A session I chaired was called #failexchange and provided a small forum for people to discuss any kinds of failures they ran into. I like these formats because they’re both entertaining and show that everyone – developers, operations, users – are feeling the same pain: everyone is having similar issues and nothing is perfect.
Here’s a short list of things that I used to start the session with:
- chrooting your qemu process is great – if you’d like to get reminded why copying ‘resolv.conf’ during a Gentoo installation is an important step. Otherwise you’ll be surprised that everything works except that you get DNS resolution errors when trying to live-migrate the machine somewhere else.
- bacula is an enterprise-level backup utility. However, if you’re running your director daemon with the wrong settings and discover that one of your backups is faulty and are in the middle of a large-scale disaster recovery, you’re in a bad spot.

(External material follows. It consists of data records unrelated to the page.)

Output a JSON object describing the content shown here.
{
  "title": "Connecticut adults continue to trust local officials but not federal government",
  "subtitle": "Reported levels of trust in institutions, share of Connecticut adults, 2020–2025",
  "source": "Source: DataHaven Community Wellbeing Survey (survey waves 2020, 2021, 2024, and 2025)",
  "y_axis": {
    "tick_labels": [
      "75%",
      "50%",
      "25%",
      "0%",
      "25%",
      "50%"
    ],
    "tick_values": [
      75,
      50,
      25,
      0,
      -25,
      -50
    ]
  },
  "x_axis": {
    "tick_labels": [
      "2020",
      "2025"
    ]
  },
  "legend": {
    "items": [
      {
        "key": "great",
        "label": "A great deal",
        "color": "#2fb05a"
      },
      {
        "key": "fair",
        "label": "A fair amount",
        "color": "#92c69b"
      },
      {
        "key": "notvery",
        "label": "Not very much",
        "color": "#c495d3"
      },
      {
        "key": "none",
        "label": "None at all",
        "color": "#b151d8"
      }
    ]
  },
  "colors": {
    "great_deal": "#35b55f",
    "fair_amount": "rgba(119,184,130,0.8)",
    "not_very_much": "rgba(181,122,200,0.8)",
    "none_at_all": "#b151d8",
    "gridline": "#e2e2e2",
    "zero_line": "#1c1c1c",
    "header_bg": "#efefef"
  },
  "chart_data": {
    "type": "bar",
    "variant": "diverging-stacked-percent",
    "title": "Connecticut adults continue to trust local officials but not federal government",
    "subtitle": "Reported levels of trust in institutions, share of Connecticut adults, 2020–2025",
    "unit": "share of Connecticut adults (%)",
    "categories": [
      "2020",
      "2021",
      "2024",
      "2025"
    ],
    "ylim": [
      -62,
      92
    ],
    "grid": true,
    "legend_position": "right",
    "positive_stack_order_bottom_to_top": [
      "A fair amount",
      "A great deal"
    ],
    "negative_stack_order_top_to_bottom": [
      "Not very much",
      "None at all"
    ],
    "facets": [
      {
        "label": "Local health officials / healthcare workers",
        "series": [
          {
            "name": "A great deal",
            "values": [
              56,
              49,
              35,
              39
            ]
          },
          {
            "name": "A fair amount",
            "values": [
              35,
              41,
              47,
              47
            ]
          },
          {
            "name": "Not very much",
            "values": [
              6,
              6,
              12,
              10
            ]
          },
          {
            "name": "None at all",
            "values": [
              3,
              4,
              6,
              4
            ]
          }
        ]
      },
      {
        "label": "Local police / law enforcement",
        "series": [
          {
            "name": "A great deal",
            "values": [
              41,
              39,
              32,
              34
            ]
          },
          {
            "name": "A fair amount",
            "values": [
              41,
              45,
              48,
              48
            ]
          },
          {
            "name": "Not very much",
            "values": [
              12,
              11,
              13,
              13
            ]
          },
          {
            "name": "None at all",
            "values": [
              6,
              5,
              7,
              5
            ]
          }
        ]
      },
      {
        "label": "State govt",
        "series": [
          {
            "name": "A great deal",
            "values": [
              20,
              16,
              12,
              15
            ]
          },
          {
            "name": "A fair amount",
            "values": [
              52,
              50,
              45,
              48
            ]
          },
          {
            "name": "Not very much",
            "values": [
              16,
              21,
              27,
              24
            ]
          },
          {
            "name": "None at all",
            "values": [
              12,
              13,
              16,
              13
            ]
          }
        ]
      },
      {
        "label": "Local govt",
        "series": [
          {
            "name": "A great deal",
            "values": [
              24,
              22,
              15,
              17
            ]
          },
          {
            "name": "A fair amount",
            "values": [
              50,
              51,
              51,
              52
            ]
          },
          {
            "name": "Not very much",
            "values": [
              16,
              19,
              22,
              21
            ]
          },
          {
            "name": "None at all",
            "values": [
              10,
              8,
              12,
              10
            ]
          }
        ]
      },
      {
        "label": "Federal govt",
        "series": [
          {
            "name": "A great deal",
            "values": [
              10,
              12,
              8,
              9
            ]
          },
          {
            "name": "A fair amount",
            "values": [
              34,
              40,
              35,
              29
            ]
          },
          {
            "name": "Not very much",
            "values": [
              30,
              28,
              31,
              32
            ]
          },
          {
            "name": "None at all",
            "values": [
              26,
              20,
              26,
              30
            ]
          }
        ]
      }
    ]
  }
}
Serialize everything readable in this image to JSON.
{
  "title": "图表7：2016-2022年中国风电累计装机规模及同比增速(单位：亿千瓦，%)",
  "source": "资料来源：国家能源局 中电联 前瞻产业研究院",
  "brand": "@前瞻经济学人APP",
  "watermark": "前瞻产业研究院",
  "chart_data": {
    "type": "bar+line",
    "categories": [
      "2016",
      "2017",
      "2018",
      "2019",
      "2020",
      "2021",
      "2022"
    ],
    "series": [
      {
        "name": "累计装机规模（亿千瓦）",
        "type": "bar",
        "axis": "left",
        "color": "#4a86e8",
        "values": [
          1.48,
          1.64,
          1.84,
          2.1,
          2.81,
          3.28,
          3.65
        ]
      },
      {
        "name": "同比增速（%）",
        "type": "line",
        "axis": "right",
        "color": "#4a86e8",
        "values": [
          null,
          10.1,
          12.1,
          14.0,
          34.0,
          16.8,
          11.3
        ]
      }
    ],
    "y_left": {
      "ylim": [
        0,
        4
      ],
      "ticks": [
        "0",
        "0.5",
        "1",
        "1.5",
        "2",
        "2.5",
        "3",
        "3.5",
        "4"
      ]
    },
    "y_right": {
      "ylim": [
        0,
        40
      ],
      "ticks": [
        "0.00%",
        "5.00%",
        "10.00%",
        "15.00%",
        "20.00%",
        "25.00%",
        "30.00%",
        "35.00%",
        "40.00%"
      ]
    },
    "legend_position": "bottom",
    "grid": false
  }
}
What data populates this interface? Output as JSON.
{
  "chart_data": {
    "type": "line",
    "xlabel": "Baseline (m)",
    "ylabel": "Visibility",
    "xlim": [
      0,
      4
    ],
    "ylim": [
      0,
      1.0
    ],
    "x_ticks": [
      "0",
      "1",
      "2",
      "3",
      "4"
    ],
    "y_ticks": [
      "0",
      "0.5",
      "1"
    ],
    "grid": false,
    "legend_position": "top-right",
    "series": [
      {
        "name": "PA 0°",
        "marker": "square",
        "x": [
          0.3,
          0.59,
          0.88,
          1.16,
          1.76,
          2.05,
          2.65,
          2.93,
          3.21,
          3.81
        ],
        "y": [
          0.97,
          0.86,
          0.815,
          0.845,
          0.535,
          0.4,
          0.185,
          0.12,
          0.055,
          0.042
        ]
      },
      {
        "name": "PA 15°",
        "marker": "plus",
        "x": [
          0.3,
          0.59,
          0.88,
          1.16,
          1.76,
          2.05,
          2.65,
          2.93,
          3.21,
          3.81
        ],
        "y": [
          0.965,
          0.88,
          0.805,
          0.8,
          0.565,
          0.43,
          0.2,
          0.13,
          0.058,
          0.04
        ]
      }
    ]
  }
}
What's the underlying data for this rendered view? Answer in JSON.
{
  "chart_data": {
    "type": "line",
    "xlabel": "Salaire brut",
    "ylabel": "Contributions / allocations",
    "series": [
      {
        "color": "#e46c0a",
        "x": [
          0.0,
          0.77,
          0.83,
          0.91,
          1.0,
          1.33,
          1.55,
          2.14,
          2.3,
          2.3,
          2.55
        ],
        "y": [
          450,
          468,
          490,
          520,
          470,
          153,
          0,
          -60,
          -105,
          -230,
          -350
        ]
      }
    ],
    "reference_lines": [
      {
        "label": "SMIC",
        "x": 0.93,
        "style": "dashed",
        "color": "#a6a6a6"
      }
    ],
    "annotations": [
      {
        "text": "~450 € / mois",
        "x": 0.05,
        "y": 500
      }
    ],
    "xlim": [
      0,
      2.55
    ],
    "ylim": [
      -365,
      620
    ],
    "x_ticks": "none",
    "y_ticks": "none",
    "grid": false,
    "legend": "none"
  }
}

Then you’ll notice that you can’t easily find settings to get that faulty backup restored without interrupting your whole recovery process because the director becomes an important bottleneck.
- The Linux IPv6 stack has some rough edges. If you’re using “ucarp” for router failover and are writing your up/down scripts to manage IPv6 addresses then you’ll notice that there isn’t something simple like “arping” for IPv6 around and your nodes will easily cache the old address for minutes or even longer. Additionally, it’s easy to get a race condition and have the IPv6 stack decide that a duplicate address event happened. Figuring that out might be hard if you didn’t notice the little “dad” bit in the middle of “ip -6 a” output.
- Middleboxes like fastly are helping services scale. They also help services fail in interesting ways. We keep experiencing issues when a fastly partner does intermediate faulty routing causing github, bitbucket, and PyPI to appear flaky in our data center. Good to know that fastly provides immediate support via irc for those events. Also, having statuspage provide third party information helps customers to figure out whether a problem they experience is with us or on a different level.
- If the internet goes down miraculously in various parts of the world then we might just experience a “640k is enough for everyone” moment.
- Does anyone remember 8.3 filenames? Well, depending on the way you’re looking at unix process names you get reminded of that era.
- Similar to that, quoting on the filesystem is really important. Otherwise a perl-based part of your toolchain might decide to choke on “*.mydomain.com_accesslog” when customers start using nginx wildcard servernames.
- And a last one actually about Python: MemoryError is a StandardError – which means that even though it indicates a situation where your application isn’t going to be performing a lot of meaningful work any longer it typically doesn’t exit main loops of application servers or frameworks.
Thanks again to the organizers and the great community – it’s a pleasure to meet up with you every single time!